The Story Behind the Stopwatch

Moynihan laid out the routine plainly — newspapers, inbox, gym — all wrapped up before most of corporate America has located its keys. He's framed punctuality as a deeply ingrained personal value, something that’s baked in rather than performed for effect (no "I value your time" energy here, just a guy who genuinely seems to run on rails). And his read on lateness to meetings isn't that it's rude, or unprofessional, it’s that it's selfish. A word choice that does a lot of heavy lifting, because it reframes a scheduling slip as a moral one.

The real story here is that one of the most senior bankers in the world is treating fifteen minutes of your time like it belongs to him too — and arguing that wasting it is a character issue, not a calendar issue.

Why This Should Matter to You, Founder

Here's the thing about routines like Moynihan's: they're not really about newspapers or gym sessions. They're about control over the one resource nobody can manufacture more of.
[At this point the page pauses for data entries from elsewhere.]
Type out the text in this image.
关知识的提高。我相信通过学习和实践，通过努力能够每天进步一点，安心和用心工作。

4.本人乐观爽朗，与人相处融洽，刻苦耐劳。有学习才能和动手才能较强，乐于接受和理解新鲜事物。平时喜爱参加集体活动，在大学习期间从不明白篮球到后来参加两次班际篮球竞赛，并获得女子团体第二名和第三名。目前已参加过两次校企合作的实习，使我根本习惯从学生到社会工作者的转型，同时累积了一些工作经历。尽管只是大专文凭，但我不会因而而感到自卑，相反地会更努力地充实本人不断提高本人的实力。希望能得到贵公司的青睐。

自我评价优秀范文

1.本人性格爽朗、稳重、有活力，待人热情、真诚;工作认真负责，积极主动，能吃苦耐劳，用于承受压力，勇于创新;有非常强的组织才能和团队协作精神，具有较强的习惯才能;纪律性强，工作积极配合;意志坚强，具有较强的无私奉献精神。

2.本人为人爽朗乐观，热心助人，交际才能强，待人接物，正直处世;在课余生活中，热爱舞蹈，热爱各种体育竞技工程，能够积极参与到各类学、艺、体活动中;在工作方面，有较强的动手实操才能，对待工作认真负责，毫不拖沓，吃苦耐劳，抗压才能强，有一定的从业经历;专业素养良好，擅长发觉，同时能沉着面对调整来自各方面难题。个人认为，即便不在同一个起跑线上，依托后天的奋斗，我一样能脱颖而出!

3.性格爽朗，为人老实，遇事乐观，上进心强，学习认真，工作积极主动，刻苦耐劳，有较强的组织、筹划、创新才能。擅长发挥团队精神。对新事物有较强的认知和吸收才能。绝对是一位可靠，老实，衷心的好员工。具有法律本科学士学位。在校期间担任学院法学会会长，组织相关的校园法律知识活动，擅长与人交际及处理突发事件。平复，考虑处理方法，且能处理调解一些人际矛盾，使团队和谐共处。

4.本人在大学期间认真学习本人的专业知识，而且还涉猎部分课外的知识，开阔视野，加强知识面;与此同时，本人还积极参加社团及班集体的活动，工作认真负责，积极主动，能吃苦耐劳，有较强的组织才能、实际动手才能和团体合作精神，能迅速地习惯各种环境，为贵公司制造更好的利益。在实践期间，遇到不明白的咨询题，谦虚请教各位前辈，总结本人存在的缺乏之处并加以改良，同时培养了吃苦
When a CEO frames lateness as selfish rather than sloppy, he's making a quiet argument that time management is leadership, full stop. It’s not a soft skill or a personality quirk, it’s the actual job.

If you're running a team, this is worth sitting with for a second. Every late arrival to your 9 a.m. is a tiny referendum on whose time matters more in that room. You don't need a five-newspaper morning to make the point (please, for the love of your inbox, don't try to copy that exact stack). But you do need a culture where "running five minutes behind" isn't treated as a charming personality trait. Because if your top performers are quietly clocking who keeps everyone waiting, Moynihan's already told you what they're calling it in their heads.

Maybe the real flex isn't the five newspapers or the 7 a.m. gym session, it's that Moynihan apparently has time left over to judge the rest of us for being four minutes late. Respect the discipline. Fear the inbox.